At the beginning of this year, the media were running headlines , like National Public Radio’s:” Violent crime is dropping fast in the U. S.— even if Americans do n’t believe it”. According to NPR,” there was just a tipping point where violence started to fall and it just continued to fall” at some point in 2022. However, the FBI has now acknowledged that its numbers for violent crime were in error.

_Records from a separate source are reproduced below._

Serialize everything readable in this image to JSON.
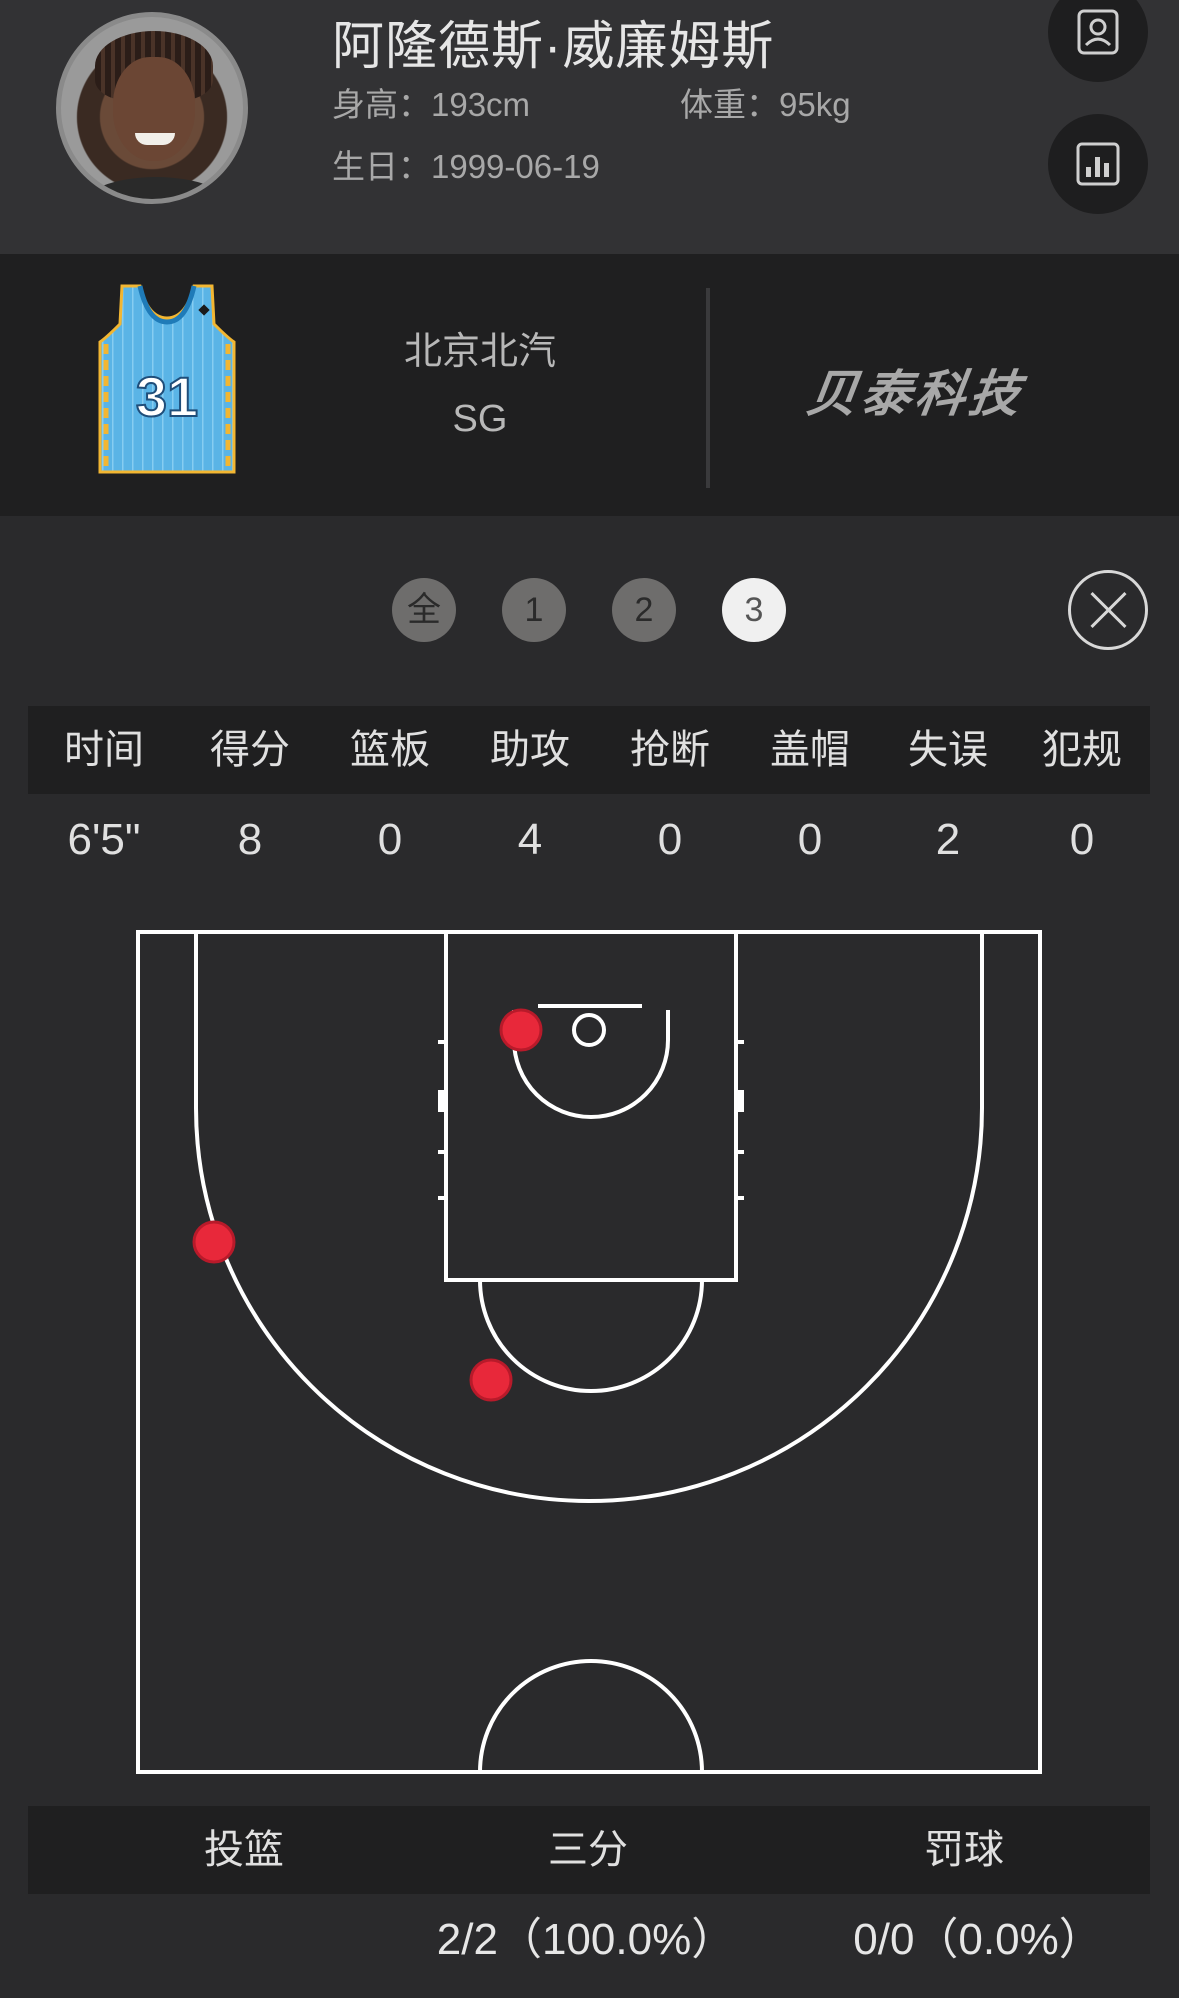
{
  "player": {
    "name": "阿隆德斯·威廉姆斯",
    "height": "身高：193cm",
    "weight": "体重：95kg",
    "birthday": "生日：1999-06-19"
  },
  "team": {
    "jersey_number": "31",
    "name": "北京北汽",
    "position": "SG",
    "brand": "贝泰科技"
  },
  "periods": {
    "items": [
      "全",
      "1",
      "2",
      "3"
    ],
    "selected": "3"
  },
  "stats": {
    "headers": [
      "时间",
      "得分",
      "篮板",
      "助攻",
      "抢断",
      "盖帽",
      "失误",
      "犯规"
    ],
    "values": [
      "6'5\"",
      "8",
      "0",
      "4",
      "0",
      "0",
      "2",
      "0"
    ]
  },
  "shots": [
    {
      "zone": "near rim",
      "made": true
    },
    {
      "zone": "left three",
      "made": true
    },
    {
      "zone": "top of key three",
      "made": true
    }
  ],
  "shooting": {
    "headers": [
      "投篮",
      "三分",
      "罚球"
    ],
    "values": [
      "",
      "2/2（100.0%）",
      "0/0（0.0%）"
    ]
  },
  "colors": {
    "background": "#2a2a2c",
    "band": "#1f1f20",
    "court_line": "#ffffff",
    "shot_made": "#e8283a",
    "period_active": "#f0f0f0",
    "period_inactive": "#6e6d6c"
  },
  "icons": [
    "player-card-icon",
    "stats-chart-icon",
    "close-icon"
  ]
}
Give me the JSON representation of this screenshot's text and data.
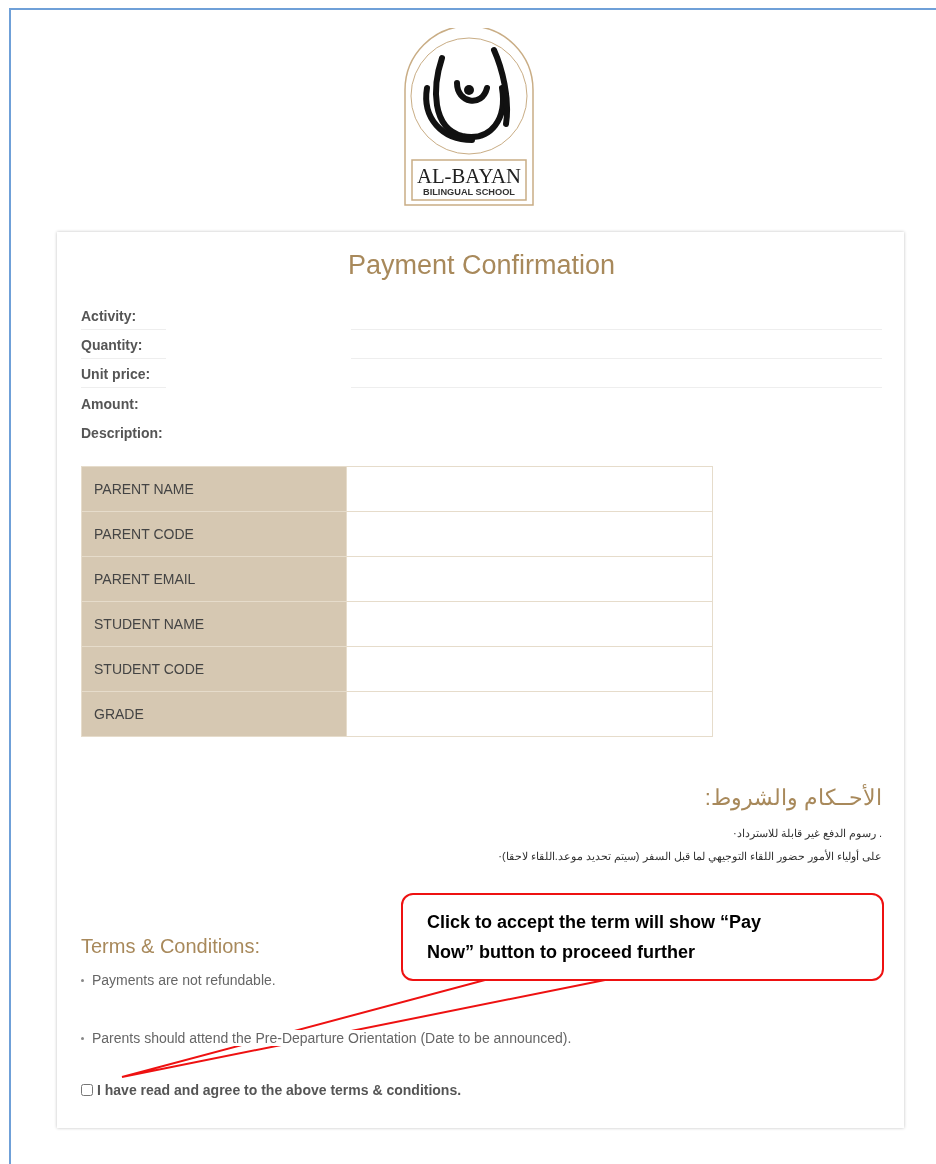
{
  "logo": {
    "name": "AL-BAYAN",
    "subtitle": "BILINGUAL SCHOOL"
  },
  "title": "Payment Confirmation",
  "details": [
    {
      "label": "Activity:",
      "ruled": true
    },
    {
      "label": "Quantity:",
      "ruled": true
    },
    {
      "label": "Unit price:",
      "ruled": true
    },
    {
      "label": "Amount:",
      "ruled": false
    },
    {
      "label": "Description:",
      "ruled": false
    }
  ],
  "info_table": {
    "rows": [
      {
        "label": "PARENT NAME"
      },
      {
        "label": "PARENT CODE"
      },
      {
        "label": "PARENT EMAIL"
      },
      {
        "label": "STUDENT NAME"
      },
      {
        "label": "STUDENT CODE"
      },
      {
        "label": "GRADE"
      }
    ]
  },
  "terms_arabic": {
    "heading": "الأحــكام والشروط:",
    "items": [
      ".  رسوم الدفع غير قابلة للاسترداد·",
      "على أولياء الأمور حضور اللقاء التوجيهي لما قبل السفر (سيتم تحديد موعد.اللقاء لاحقا)·"
    ]
  },
  "terms_english": {
    "heading": "Terms & Conditions:",
    "items": [
      "Payments are not refundable.",
      "Parents should attend the Pre-Departure Orientation (Date to be announced)."
    ]
  },
  "agree": {
    "label": "I have read and agree to the above terms & conditions.",
    "checked": false
  },
  "callout": {
    "text": "Click to accept the term will show “Pay Now” button to proceed further"
  }
}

The FBI and the media are making it difficult to see how crime rates have changed over the past few years despite polls showing that Americans are concerned about crime. A , Gallup survey , late , last year found that 92 percent of Republicans and 58 percent of Democrats thought crime was increasing. A February Rasmussen Reports survey found that, by a , 4.7-to-1 margin, likely voters say violent crime in the U. S. is getting worse (61 percent ), not better ( 13 percent ). A Gallup poll , found , in March that ,” crime and violence” was Americans ‘ , second biggest concern, after inflation. However, the media and politicians used the untrue information from the FBI to try to persuade the public that they were mistaken.
” This , FBI report , is stunning because it now does n’t state that violent crime in 2022 was much higher than it had previously reported, nor does it explain why the new rate is so much higher, and it issued no press release about this large revision”, said David Mustard, the Josiah Meigs Distinguished Professor at the University of Georgia who researches extensively on crime. ” This lack of transparency harms the FBI’s credibility”.